Deep Learning-based Non-Intrusive Multi-Objective Speech Assessment Model with Cross-Domain Features
The non-intrusive speech assessment metrics have garnered significant attention in recent years, and several deep learning-based models have been developed accordingly. Although these models are more flexible than conventional speech assessment metrics, most of them are designed to estimate a specific evaluation score, whereas speech assessment generally involves multiple facets. Herein, we propose a cross-domain multi-objective speech assessment model called MOSA-Net, which can estimate multiple speech assessment metrics simultaneously. More specifically, MOSA-Net is designed to estimate the speech quality, intelligibility, and distortion assessment scores of an input test speech signal. It comprises a convolutional neural network and bidirectional long short-term memory (CNN-BLSTM) architecture for representation extraction, and a multiplicative attention layer and a fully-connected layer for each assessment metric. In addition, cross-domain features (spectral and time-domain features) and latent representations from self-supervised learned models are used as inputs to combine rich acoustic information from different speech representations to obtain more accurate assessments. Experimental results show that MOSA-Net can precisely predict perceptual evaluation of speech quality (PESQ), short-time objective intelligibility (STOI), and speech distortion index (SDI) scores when tested on noisy and enhanced speech utterances under either seen test conditions or unseen test conditions. Moreover, MOSA-Net, originally trained to assess objective scores, can be used as a pre-trained model to be effectively adapted to an assessment model for predicting subjective quality and intelligibility scores with a limited amount of training data. In light of the confirmed prediction capability, we further adopt the latent representations of MOSA-Net to guide the speech enhancement (SE) process and derive a quality-intelligibility (QI)-aware SE (QIA-SE) approach accordingly. Experimental results show that QIA-SE provides superior enhancement performance compared with the baseline SE system in terms of objective evaluation metrics and qualitative evaluation test.
For more detail please check our Paper
You can download our environmental setup at Environment Folder and use the following script.
conda env create -f environment.yml
Please be noted, that the above environment is specifically used to run MOSA-Net_Cross_Domain.py, Generate_PS_Feature.py, Generate_end2end_Feature.py
. To generate Self Supervised Learning (SSL) feature, please use python 3.6
and follow the instructions in following link to deploy fairseq module.

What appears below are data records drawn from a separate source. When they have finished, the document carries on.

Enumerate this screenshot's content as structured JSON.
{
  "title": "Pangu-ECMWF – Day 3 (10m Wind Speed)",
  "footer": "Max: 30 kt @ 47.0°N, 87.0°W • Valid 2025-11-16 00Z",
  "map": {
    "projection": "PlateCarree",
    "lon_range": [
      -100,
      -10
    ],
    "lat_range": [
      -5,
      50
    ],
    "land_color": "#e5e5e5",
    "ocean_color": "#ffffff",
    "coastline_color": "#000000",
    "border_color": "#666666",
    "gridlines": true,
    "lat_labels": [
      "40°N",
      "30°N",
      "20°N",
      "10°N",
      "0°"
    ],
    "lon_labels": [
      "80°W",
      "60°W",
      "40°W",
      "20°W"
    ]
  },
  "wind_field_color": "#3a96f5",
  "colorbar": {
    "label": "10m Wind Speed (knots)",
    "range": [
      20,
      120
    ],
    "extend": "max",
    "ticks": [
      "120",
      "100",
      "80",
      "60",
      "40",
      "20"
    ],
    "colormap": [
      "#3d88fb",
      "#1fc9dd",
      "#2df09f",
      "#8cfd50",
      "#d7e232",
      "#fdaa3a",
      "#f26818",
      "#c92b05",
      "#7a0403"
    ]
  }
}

This program doesn't run on latest fairseq release. You have to install from the submodule in this repository.
- initialize submodule and clone fairseq
git submodule init
git submodule update
- install fairseq
cd fairseq-lib
pip install --editable ./
For extracting cross-domain features, please use Generate_end2end_Feature.py, Generate_PS_Feature.py, Generate_SSL_Feature.py. When extracting SSL feature, please make sure that fairseq can be imported correctly. Please refer to this link for detail installation.
Please use following script to train the model:
python MOSA-Net_Cross_Domain.py --gpus <assigned GPU> --mode train
For, the testing stage, plase use the following script:
python MOSA-Net_Cross_Domain.py --gpus <assigned GPU> --mode test
Please kindly cite our paper, if you find this code is useful.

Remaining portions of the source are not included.